Private equity in Africa is undergoing a deep recalibration. While the continent remains a small player in global private markets, the role of private capital here is outsized — it drives growth, job creation, and infrastructure in economies where public funding and traditional lending fall short. As investors navigate a volatile landscape shaped by global conflicts, currency instability, and tighter monetary conditions, Africa’s private equity sector is rebalancing: on valuations, exits, and the smarter use of capital.
In early 2025, disclosed private-capital activity in Africa totalled about $1.6 billion across 105 deals. By the second quarter, that figure nearly doubled to $3 billion over 147 transactions, according to Stears’ Private Capital in Africa report. While these totals appear small against a global private-markets pool estimated above $13 trillion, they represent essential lifelines for African economies — financing factories, power plants, digital networks, and fintech ecosystems.
However, Africa’s private markets are uneven and cyclical. In the first quarter, southern Africa dominated with roughly three-quarters of deal volume, led by South Africa. By mid-year, momentum had shifted to West Africa, where investment activity reached nearly half of all deals on the continent.
Yet this cycle feels distinctly different. Valuations have compressed, returns are harder to generate, and traditional valuation models no longer apply. With capital costs rising, investors can no longer rely on multiple expansion — profits must come from operational improvements and sustainable growth.

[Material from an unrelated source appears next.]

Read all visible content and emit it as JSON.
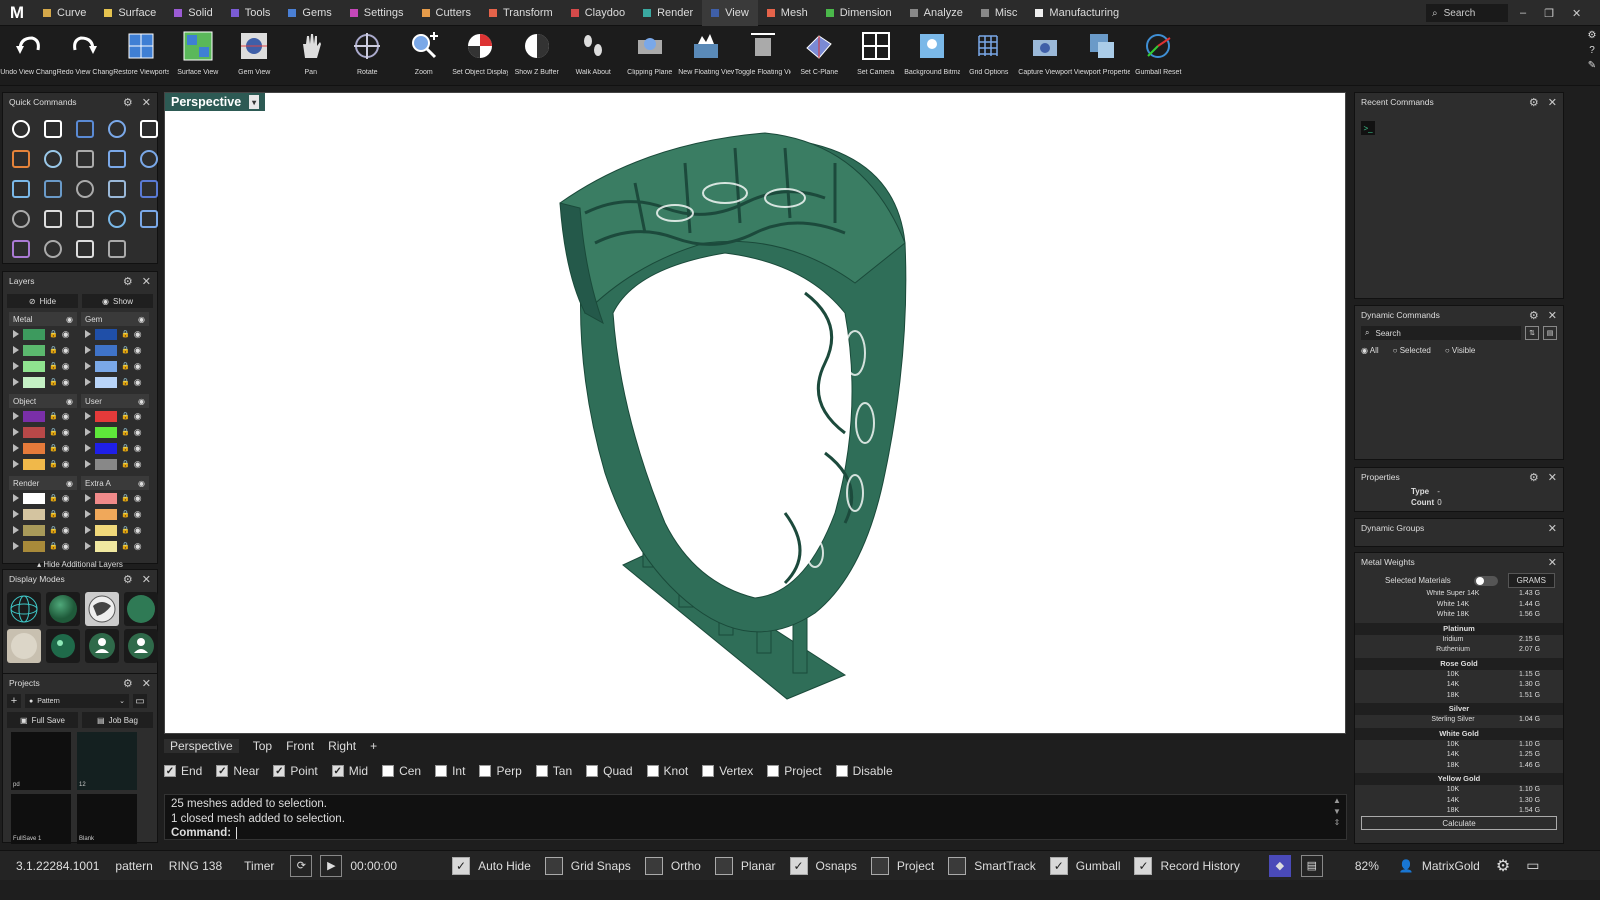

The new calculus in African private equity prioritises real earnings, sound unit economics, and strong leadership. Investors are less focused on top-line expansion and more on fundamentals: procurement, working-capital management, and cash conversion. This shift reflects both necessity and maturity. “When market conditions are volatile, the businesses that survive are the ones that know how to run efficiently,” a Johannesburg-based fund manager told CIJ EUROPE.
Deal structures are evolving accordingly. The second quarter of 2025 saw larger, more complex transactions underpinned by private credit and blended equity — a pragmatic response to higher borrowing costs and cautious public markets. Private credit, often paired with strategic equity, has become an important stabiliser for deal flow.
Another defining feature of Africa’s investment landscape is the dominance of Development Finance Institutions (DFIs). With many global limited partners — pension funds, insurers, and endowments — reducing exposure after subdued cycles, DFIs have become the cornerstone of fundraising. Their governance standards and ESG criteria help build credibility and attract follow-on capital, particularly in renewables, social infrastructure, and inclusive finance.
However, their processes can be slow and constrained by strict mandates. To counter this, fund managers are diversifying their investor base. Regional pension funds are cautiously raising their allocations to alternatives, while family offices are emerging as agile co-investors. New capital is also flowing from the Middle East, particularly into energy and infrastructure, where long-term returns match institutional timelines. The challenge ahead is structuring funds that combine DFI stability with the flexibility private investors demand.
Fintech remains Africa’s most visible private-equity success story, responsible for nearly all of the continent’s unicorns. The sector has expanded access to digital payments, credit, and insurance, but it now faces a valuation reckoning. Many start-ups were priced for Silicon Valley growth trajectories that do not align with Africa’s regulatory complexity and slower profitability curves.
The result is an emerging disconnect between founders’ exit expectations and buyers’ focus on cash flow and durability. Investors are adapting by planning exits earlier, shaping companies for acquisition from the outset, and strengthening governance to ensure smoother transitions. Increasingly, founder-led firms are appointing independent chairs and non-executive directors to professionalise management and prepare for long-term sustainability.
Across renewables, logistics, and data infrastructure, private investors are experimenting with shared management teams to run multiple portfolio assets efficiently — an approach that blends private-equity discipline with infrastructure scale. The emphasis is shifting from chasing large ticket sizes to building operationally robust, cash-generating businesses capable of surviving external shocks.
Ultimately, Africa’s private-equity reset is not a retreat but a maturation. The continent’s investors are learning to balance discipline with dynamism, blending global capital standards with local insight. As interest rates begin to stabilise, a clearer pricing environment could revive confidence and liquidity.
What emerges from this cycle will not be defined by megadeals but by resilient mid-sized enterprises — firms that compound value through better governance, smarter exits, and sustainable growth. In a continent where private investment remains essential to development, this shift towards quality over quantity may prove to be the most durable outcome of all.